Little did I know that it would be one of the hardest things I would ever do.
For a decade, I had suppressed my emotions, and once I stopped using weed, everything I had been avoiding surfaced at once. My nervous system felt like frayed wires, raw and exposed, without the buffer weed provided to cope with the challenges of being human. But I was ready—ready to feel it all, to embrace the emotional rollercoaster and finally embody the practices I had been studying and implementing for years.
That first month without weed—last December—was the darkest period of my life. I faced deep-seated limiting beliefs, like "I'm happier when I smoke" or "I'm more fun when I'm high." Doubts crept in: "Can I really do this?" I even confronted darker thoughts that had never crossed my mind before.
But despite the intensity, I had the support I needed to push through. And now, looking back, I can say that quitting weed was one of the best decisions I ever made.
Living smoke-free has given me clarity, freedom, and a sense of self that I never knew was possible.
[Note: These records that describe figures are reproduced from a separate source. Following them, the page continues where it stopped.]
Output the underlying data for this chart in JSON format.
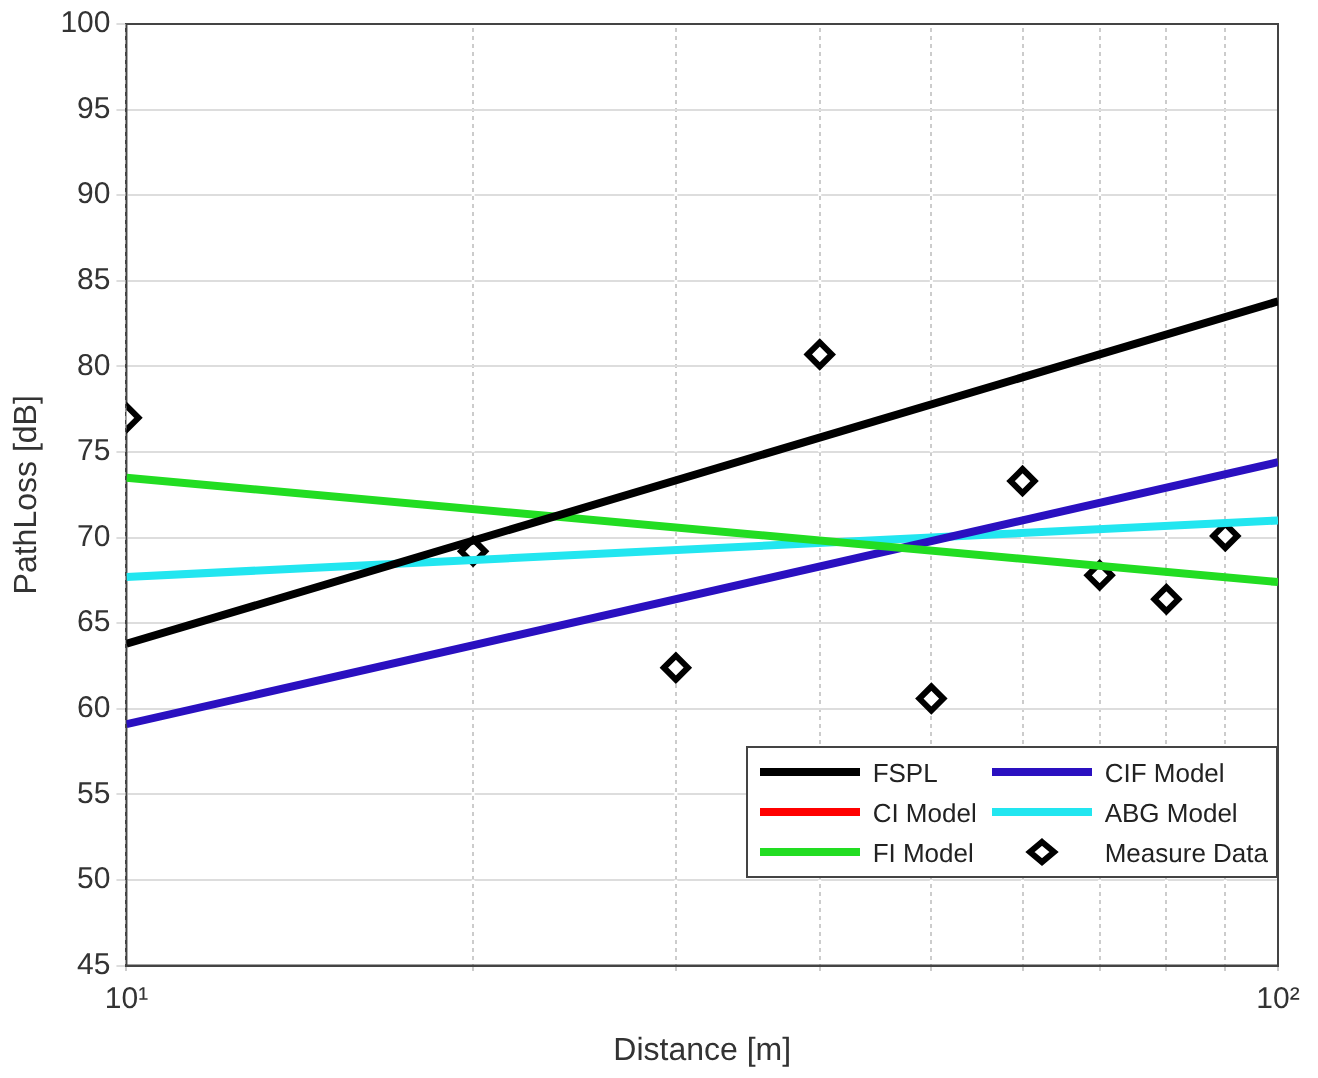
{
  "chart_data": {
    "type": "line",
    "xlabel": "Distance [m]",
    "ylabel": "PathLoss [dB]",
    "log": "x",
    "xlim": [
      10,
      100
    ],
    "ylim": [
      45,
      100
    ],
    "xticks": [
      {
        "value": 10,
        "label": "10¹"
      },
      {
        "value": 20,
        "label": null
      },
      {
        "value": 30,
        "label": null
      },
      {
        "value": 40,
        "label": null
      },
      {
        "value": 50,
        "label": null
      },
      {
        "value": 60,
        "label": null
      },
      {
        "value": 70,
        "label": null
      },
      {
        "value": 80,
        "label": null
      },
      {
        "value": 90,
        "label": null
      },
      {
        "value": 100,
        "label": "10²"
      }
    ],
    "yticks": [
      45,
      50,
      55,
      60,
      65,
      70,
      75,
      80,
      85,
      90,
      95,
      100
    ],
    "grid": true,
    "legend": "bottom right",
    "line_style": "solid",
    "series": [
      {
        "name": "FSPL",
        "color": "#000000",
        "x": [
          10,
          100
        ],
        "values": [
          63.8,
          83.8
        ],
        "marker": "none"
      },
      {
        "name": "CI Model",
        "color": "#ff0000",
        "marker": "none"
      },
      {
        "name": "FI Model",
        "color": "#22dd22",
        "x": [
          10,
          100
        ],
        "values": [
          73.5,
          67.4
        ],
        "marker": "none"
      },
      {
        "name": "CIF Model",
        "color": "#2a10c0",
        "x": [
          10,
          100
        ],
        "values": [
          59.1,
          74.4
        ],
        "marker": "none"
      },
      {
        "name": "ABG Model",
        "color": "#22e6f0",
        "x": [
          10,
          100
        ],
        "values": [
          67.7,
          71.0
        ],
        "marker": "none"
      },
      {
        "name": "Measure Data",
        "type": "scatter",
        "color": "#000000",
        "x": [
          10,
          20,
          30,
          40,
          50,
          60,
          70,
          80,
          90
        ],
        "values": [
          77,
          69.2,
          62.4,
          80.7,
          60.6,
          73.3,
          67.8,
          66.4,
          70.1
        ],
        "marker": "diamond"
      }
    ]
  }
}
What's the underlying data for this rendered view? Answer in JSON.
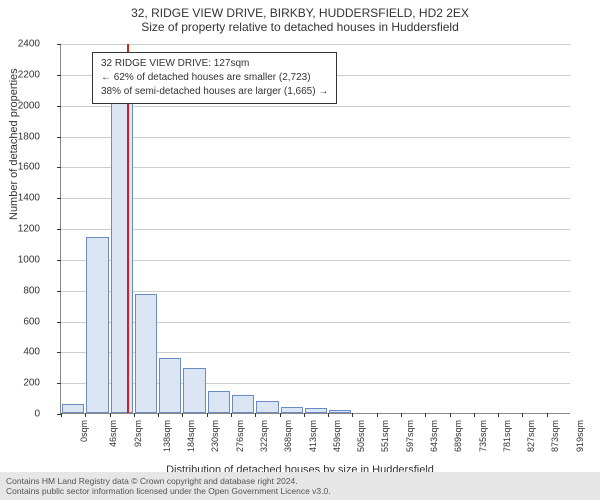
{
  "title": {
    "line1": "32, RIDGE VIEW DRIVE, BIRKBY, HUDDERSFIELD, HD2 2EX",
    "line2": "Size of property relative to detached houses in Huddersfield"
  },
  "chart": {
    "type": "histogram",
    "ylabel": "Number of detached properties",
    "xlabel": "Distribution of detached houses by size in Huddersfield",
    "ylim": [
      0,
      2400
    ],
    "ytick_step": 200,
    "background_color": "#ffffff",
    "grid_color": "#cccccc",
    "bar_fill": "#dce5f3",
    "bar_stroke": "#6a8bc4",
    "marker_color": "#d02020",
    "marker_x_index": 2.7,
    "xticks": [
      "0sqm",
      "46sqm",
      "92sqm",
      "138sqm",
      "184sqm",
      "230sqm",
      "276sqm",
      "322sqm",
      "368sqm",
      "413sqm",
      "459sqm",
      "505sqm",
      "551sqm",
      "597sqm",
      "643sqm",
      "689sqm",
      "735sqm",
      "781sqm",
      "827sqm",
      "873sqm",
      "919sqm"
    ],
    "bars": [
      60,
      1140,
      2280,
      770,
      360,
      290,
      140,
      120,
      75,
      40,
      35,
      20,
      0,
      0,
      0,
      0,
      0,
      0,
      0,
      0,
      0
    ]
  },
  "info_box": {
    "line1": "32 RIDGE VIEW DRIVE: 127sqm",
    "line2": "← 62% of detached houses are smaller (2,723)",
    "line3": "38% of semi-detached houses are larger (1,665) →"
  },
  "footer": {
    "line1": "Contains HM Land Registry data © Crown copyright and database right 2024.",
    "line2": "Contains public sector information licensed under the Open Government Licence v3.0."
  }
}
It brings tears to my eyes when I reflect on my journey—the descent into darkness and the phoenix-like rise on the other side. I'm stronger, more connected to my emotions, and more in tune with my highs and lows. I no longer run from my feelings but trust them, knowing that even the challenging ones serve my highest good.
There is wisdom in our emotions if we allow them to flow, purify, and guide us toward soul alignment. That is the biggest lesson I took from this journey.
Today's blog post is different from anything I've shared before. I felt called to share my raw, unfiltered story of quitting weed after more than 10 years, hoping to help even one person break free from the cloudy haze. I know how isolating it can feel—I searched high and low for other people's stories to reassure me that I wasn’t alone in this struggle. I wish more people talked about it because our stories are lifelines, connecting us on the deepest level.
If you're in that smoky haze right now, know that there is a way out. The path forward is through feeling it all, and getting the support you need to carry you through. You have the power to break the cycle and step into a new, clear-headed life.
In Conclusion: Quitting weed after years of dependency is no easy feat, but it is possible. My journey was one of emotional highs and lows, but it led to profound transformation and healing. If you're considering quitting, or already on the path, know that you're not alone. With the right support and sustainable emotional practices, you can reclaim your clarity and step into a life of freedom. You have the power to do this—I believe in you.